Somewhere along the line, Tibor had passed through a barrier, and he knew it. He was bored and lonely and desperately isolated. Things were going on in the world, and he knew about none of them. Things were going on with the case, yes, but they were also going on in the real world. There were elections coming up in a couple of months. There would be political ads and debates and television opinion shows where everybody was lying. There were episodes of Downton Abbey he hadn’t gotten around to watching on Netflix. He had not been in jail for a full calendar week, so the church was all right for the moment. It wouldn’t be all right in the long run.
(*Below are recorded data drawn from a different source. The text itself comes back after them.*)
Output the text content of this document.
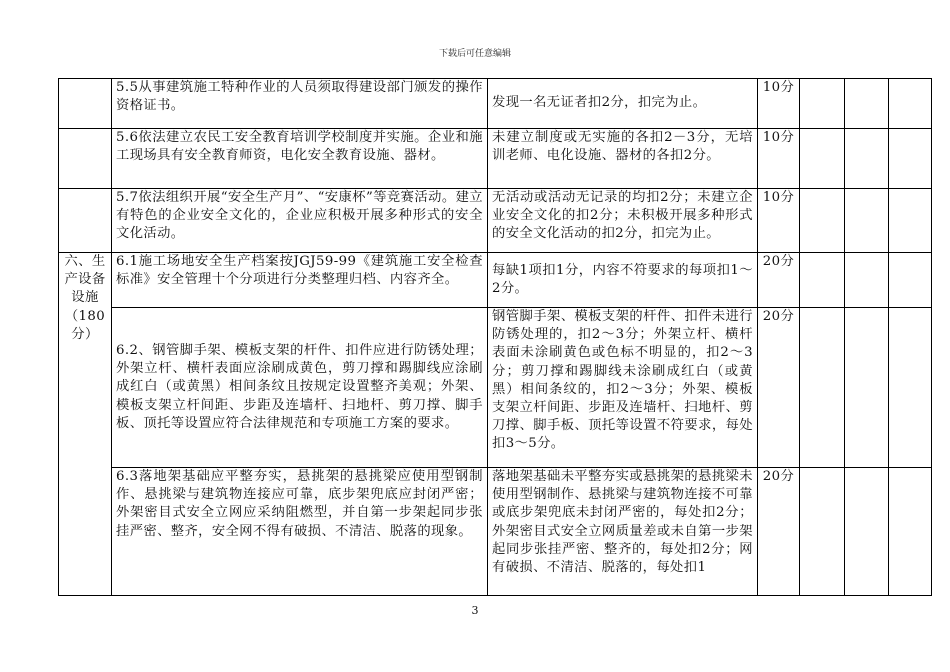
下载后可任意编辑
	5.5从事建筑施工特种作业的人员须取得建设部门颁发的操作资格证书。	发现一名无证者扣2分，扣完为止。	10分			
	5.6依法建立农民工安全教育培训学校制度并实施。企业和施工现场具有安全教育师资，电化安全教育设施、器材。	未建立制度或无实施的各扣2－3分，无培训老师、电化设施、器材的各扣2分。	10分			
	5.7依法组织开展“安全生产月”、“安康杯”等竞赛活动。建立有特色的企业安全文化的，企业应积极开展多种形式的安全文化活动。	无活动或活动无记录的均扣2分；未建立企业安全文化的扣2分；未积极开展多种形式的安全文化活动的扣2分，扣完为止。	10分			
六、生产设备设施（180分）	6.1施工场地安全生产档案按JGJ59-99《建筑施工安全检查标准》安全管理十个分项进行分类整理归档、内容齐全。	每缺1项扣1分，内容不符要求的每项扣1～2分。	20分			
	6.2、钢管脚手架、模板支架的杆件、扣件应进行防锈处理；外架立杆、横杆表面应涂刷成黄色，剪刀撑和踢脚线应涂刷成红白（或黄黑）相间条纹且按规定设置整齐美观；外架、模板支架立杆间距、步距及连墙杆、扫地杆、剪刀撑、脚手板、顶托等设置应符合法律规范和专项施工方案的要求。	钢管脚手架、模板支架的杆件、扣件未进行防锈处理的，扣2～3分；外架立杆、横杆表面未涂刷黄色或色标不明显的，扣2～3分；剪刀撑和踢脚线未涂刷成红白（或黄黑）相间条纹的，扣2～3分；外架、模板支架立杆间距、步距及连墙杆、扫地杆、剪刀撑、脚手板、顶托等设置不符要求，每处扣3～5分。	20分			
	6.3落地架基础应平整夯实，悬挑架的悬挑梁应使用型钢制作、悬挑梁与建筑物连接应可靠，底步架兜底应封闭严密；外架密目式安全立网应采纳阻燃型，并自第一步架起同步张挂严密、整齐，安全网不得有破损、不清洁、脱落的现象。	落地架基础未平整夯实或悬挑架的悬挑梁未使用型钢制作、悬挑梁与建筑物连接不可靠或底步架兜底未封闭严密的，每处扣2分；外架密目式安全立网质量差或未自第一步架起同步张挂严密、整齐的，每处扣2分；网有破损、不清洁、脱落的，每处扣1	20分			
3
There would be no service Sunday, unless somebody did something drastic. Tibor didn’t see who would or what that would be. Sometime along the line, they would have to get another priest.
He wanted to think that the jails where they kept juveniles were not like this, but he was sure they were. He imagined Stefan Maldovanian locked up in a small room with nothing to do. He imagined Petrak Maldovanian, too, although Petrak would probably be sent to an adult prison. Closed up and bored. Losing their minds. Never making anything of themselves, because there was less and less of themselves to make every single day.